At present, the strongest link to contributing factors other than genetic predisposition appears to be to rapid growth and weight gain. In a recent study done in Labrador Retrievers a significant reduction in the development of clinical hip dysplasia occurred in a group of puppies fed 25% less than a control group which was allowed to eat free choice. It is likely that the laxity in the hip joints is aggravated by the rapid weight gain.
The good news about Canine Hip Dysplasia is that most cases can be treated to help eliminate or decrease pain, allowing fairly normal levels of activity. Very few dogs today have to be put to sleep to alleviate suffering. There are always choices to be made, but the vast majority of affected animals can live quite comfortable lives.
For now, the best chance of avoiding the disease is still to select puppies from parents who both have normal hip joints, but this doesn’t guarantee the puppy won’t have dysplasia. Normal puppies may also be born to parents who have hip dysplasia. Like all of life, it still pays to get the best odds you can.
LABRADOR CENTRONUMCLEAR MYOPATHY (CNM
Centronuclear Myopathy (CNM) is a disease that has been of concern in Labrador Retrievers since the 1970’s. CNM is found in both field and conformation (showline) Labradors in the United States, Canada and the United Kingdom as well as many other countries globally. Research has confirmed that the disease is identical in all countries.
Centronuclear Myopathy (Muscular Myopathy of the Labrador) is a disabling disease affecting Labrador Retrievers that has been described for 30 years. The number of affected dogs varies and depends upon which studs and dams have been used for breeding. Often a popular Labrador might be a carrier, but it is only discovered after many litters of pups have already been produced. Recently the numbers of affected litters appear to be increasing.

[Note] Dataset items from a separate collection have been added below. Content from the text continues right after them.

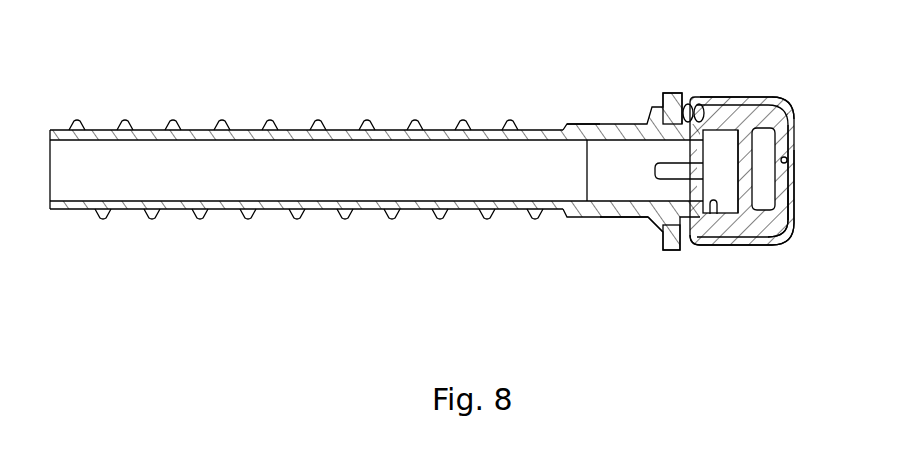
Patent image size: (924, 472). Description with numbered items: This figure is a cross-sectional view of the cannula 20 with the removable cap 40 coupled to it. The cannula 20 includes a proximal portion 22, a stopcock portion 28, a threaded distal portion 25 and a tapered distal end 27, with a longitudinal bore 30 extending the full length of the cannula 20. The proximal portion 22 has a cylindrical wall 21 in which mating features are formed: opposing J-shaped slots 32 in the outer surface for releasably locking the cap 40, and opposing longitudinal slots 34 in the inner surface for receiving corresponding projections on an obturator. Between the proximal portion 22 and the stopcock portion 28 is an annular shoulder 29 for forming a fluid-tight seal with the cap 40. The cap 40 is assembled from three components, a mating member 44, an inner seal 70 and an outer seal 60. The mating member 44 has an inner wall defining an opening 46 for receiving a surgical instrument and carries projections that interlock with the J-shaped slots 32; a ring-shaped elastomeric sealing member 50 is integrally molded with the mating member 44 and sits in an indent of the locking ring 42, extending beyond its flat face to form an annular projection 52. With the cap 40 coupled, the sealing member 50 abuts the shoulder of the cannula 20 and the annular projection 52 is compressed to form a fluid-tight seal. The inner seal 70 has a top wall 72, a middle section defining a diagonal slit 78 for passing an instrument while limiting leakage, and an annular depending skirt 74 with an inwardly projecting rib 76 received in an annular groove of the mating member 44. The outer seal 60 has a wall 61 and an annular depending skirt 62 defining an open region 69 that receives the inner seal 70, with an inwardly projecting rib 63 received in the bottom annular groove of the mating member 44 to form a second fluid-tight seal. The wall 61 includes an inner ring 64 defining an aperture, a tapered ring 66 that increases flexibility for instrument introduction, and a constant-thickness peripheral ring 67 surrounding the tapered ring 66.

The cannula 20 is at (425, 211).
The cylindrical wall 21 is at (588, 124).
The proximal portion 22 is at (682, 93).
The threaded distal portion 25 is at (362, 219).
The tapered distal end 27 is at (60, 211).
The stopcock portion 28 is at (578, 216).
The annular shoulder 29 is at (640, 227).
The bore 30 is at (530, 187).
The mating features 32 is at (705, 97).
The longitudinal slots 34 is at (658, 163).
The cap 40 is at (758, 97).
The locking ring 42 is at (672, 250).
The mating member 44 is at (735, 246).
The opening 46 is at (717, 245).
The sealing member 50 is at (662, 230).
The annular projection 52 is at (660, 107).
The outer seal 60 is at (794, 103).
The wall 61 is at (794, 125).
The annular depending skirt 62 is at (780, 97).
The inwardly projecting rib 63 is at (688, 247).
The inner ring 64 is at (795, 188).
The tapered ring 66 is at (794, 202).
The peripheral ring 67 is at (788, 232).
The open region 69 is at (795, 167).
The inner seal 70 is at (772, 245).
The wall 72 is at (794, 247).
The annular depending skirt 74 is at (750, 242).
The inwardly projecting rib 76 is at (725, 97).
The diagonal slit 78 is at (795, 152).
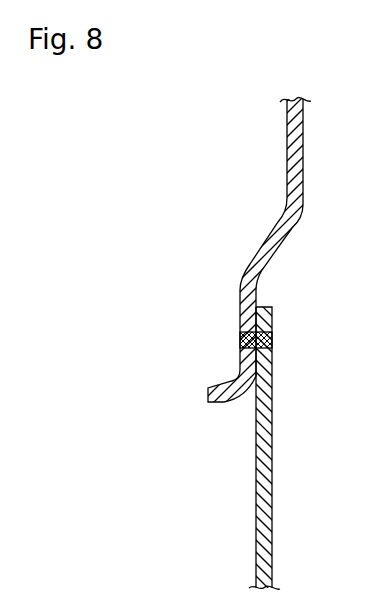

CNM clear Labradors are placed on an International Registry – (White List). It is continuously updated with names of newly tested and cleared dogs. This positive information should provide a tool to help safely breed dogs. Safe breedings will protect us from pups being affected by this debilitating disease.
PROGRESSIVE RETINAL ATROPHY (PRA)
The OptiGen prcd test is a DNA-based test that provides, for the first time, a method to eliminate Progressive Retinal Atrophy, or PRA, from the Labrador Retriever – thereby controlling the prcd gene in the breed’s gene pool.
Progressive retinal degeneration (PRD) is also known as progressive retinal atrophy (PRA) and refers to retinal diseases that cause blindness in labradors this would not usually develop until the age of three. Therefore puppies could be born undetected with sight and could go blind at a later stage.
Reliable identification of dogs that do not carry disease genes is the key to eliminating autosomal recessive diseases. The OptiGen prcd test provides 100% identification of these dogs. Called “genetically clear”, “noncarriers” or, more formally, “homozygous normals,” such dogs can only pass the normal gene on to all their pups – which means that none of their pups can ever be affected with prcd (progressive rod-cone degeneration, the form of Progressive Retinal Atrophy (PRA) present in the Labrador). These “clear” dogs can be bred to any mate – even to a prcd-affected dog which may be a desirable breeding prospect for other reasons.
Copperbirch Labradors were probably the first labrador kennel in Ireland to genetically test all our breeding stock for both PRA and Labrador CNM.
As always we will continue to ensure that both the Sire and Dam have below average hip scores and clear eyes before being bred from.
We will always ensure that at least one of the parents of a potential litter would be tested clear for PRA Progressive Retinal Atrophy & CNM Labrador Myopathy, therefore guaranteeing that none of our puppies will ever develop any of these two awful diseases.